= National Socialist Hungarian Workers' Party =

The National Socialist Hungarian Workers' Party (Nemzeti Szocialista Magyar Munkáspárt /hu/, NSZMP) was a Nazi party, founded by Zoltán Böszörmény with the intention of emulating the NSDAP, and active between 2 May 1932 and 3 June 1936.

== History ==
The NSZMP was the first Hungarian Nazi party to win popular support. Its founders had already started political adventures around 1930-1931, but it was not until the end of 1931 that they began to gain public attention. Finally in May 1932 they officially organized a party, however these Hungarian National Socialists limited their activities almost exclusively to Tiszántúl, being practically non-existent at that time outside that region. After Interior Minister Ferenc Keresztes-Fischer decided to ban the swastika in Hungary in September 1933, the NSZMP was forced to change its symbol, adopting a skull along with two intersecting scythes taking on a swastika-like shape.

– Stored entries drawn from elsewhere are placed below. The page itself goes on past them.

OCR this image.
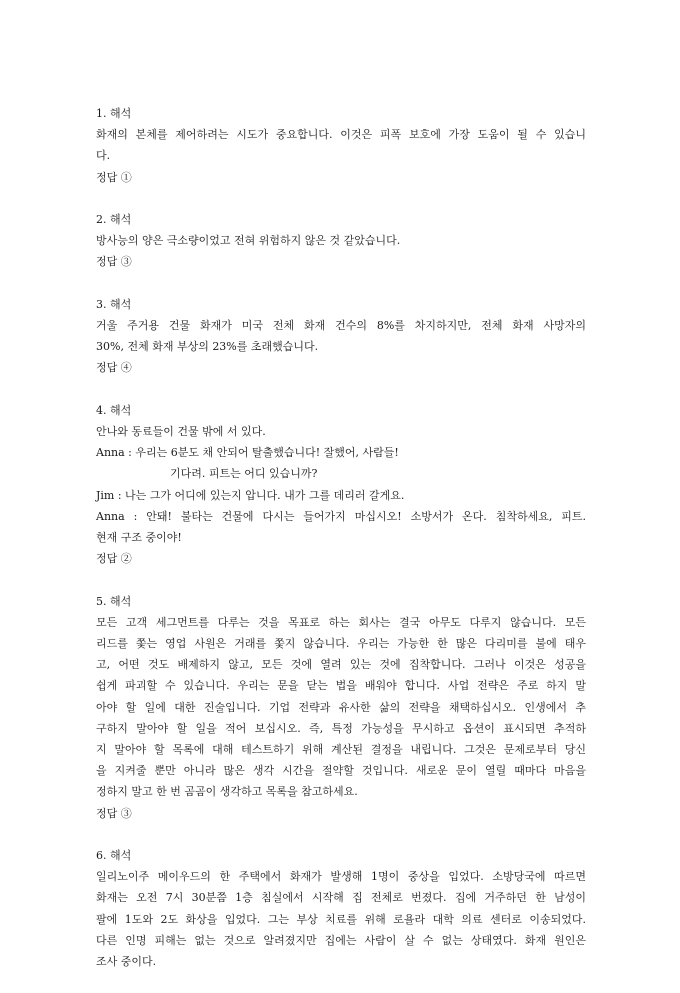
1. 해석
화재의 본체를 제어하려는 시도가 중요합니다. 이것은 피폭 보호에 가장 도움이 될 수 있습니
다.
정답 ①
2. 해석
방사능의 양은 극소량이었고 전혀 위험하지 않은 것 같았습니다.
정답 ③
3. 해석
거울 주거용 건물 화재가 미국 전체 화재 건수의 8%를 차지하지만, 전체 화재 사망자의
30%, 전체 화재 부상의 23%를 초래했습니다.
정답 ④
4. 해석
안나와 동료들이 건물 밖에 서 있다.
Anna : 우리는 6분도 채 안되어 탈출했습니다! 잘했어, 사람들!
기다려. 피트는 어디 있습니까?
Jim : 나는 그가 어디에 있는지 압니다. 내가 그를 데리러 갈게요.
Anna : 안돼! 불타는 건물에 다시는 들어가지 마십시오! 소방서가 온다. 침착하세요, 피트.
현재 구조 중이야!
정답 ②
5. 해석
모든 고객 세그먼트를 다루는 것을 목표로 하는 회사는 결국 아무도 다루지 않습니다. 모든
리드를 쫓는 영업 사원은 거래를 쫓지 않습니다. 우리는 가능한 한 많은 다리미를 불에 태우
고, 어떤 것도 배제하지 않고, 모든 것에 열려 있는 것에 집착합니다. 그러나 이것은 성공을
쉽게 파괴할 수 있습니다. 우리는 문을 닫는 법을 배워야 합니다. 사업 전략은 주로 하지 말
아야 할 일에 대한 진술입니다. 기업 전략과 유사한 삶의 전략을 채택하십시오. 인생에서 추
구하지 말아야 할 일을 적어 보십시오. 즉, 특정 가능성을 무시하고 옵션이 표시되면 추적하
지 말아야 할 목록에 대해 테스트하기 위해 계산된 결정을 내립니다. 그것은 문제로부터 당신
을 지켜줄 뿐만 아니라 많은 생각 시간을 절약할 것입니다. 새로운 문이 열릴 때마다 마음을
정하지 말고 한 번 곰곰이 생각하고 목록을 참고하세요.
정답 ③
6. 해석
일리노이주 메이우드의 한 주택에서 화재가 발생해 1명이 중상을 입었다. 소방당국에 따르면
화재는 오전 7시 30분쯤 1층 침실에서 시작해 집 전체로 번졌다. 집에 거주하던 한 남성이
팔에 1도와 2도 화상을 입었다. 그는 부상 치료를 위해 로욜라 대학 의료 센터로 이송되었다.
다른 인명 피해는 없는 것으로 알려졌지만 집에는 사람이 살 수 없는 상태였다. 화재 원인은
조사 중이다.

At the end of 1933, a conflict between the leaders of the party led to the Debrecen branch announcing its separation and the creation of its own Hungarian National Socialist party under the leadership of Gyula Svaszta and Vilmos Szedlár. After the Ministry of the Interior discovered in May 1936 that the Hungarian Nazis had in mind to organize a coup and that they were seeking sympathy among the military and the support of Germany, their main leaders were arrested. The Party was finally officially banned a few weeks later. Its leaders were sentenced to prison on 20 October 1937, and its members ended up in the ranks of other marginal radical parties.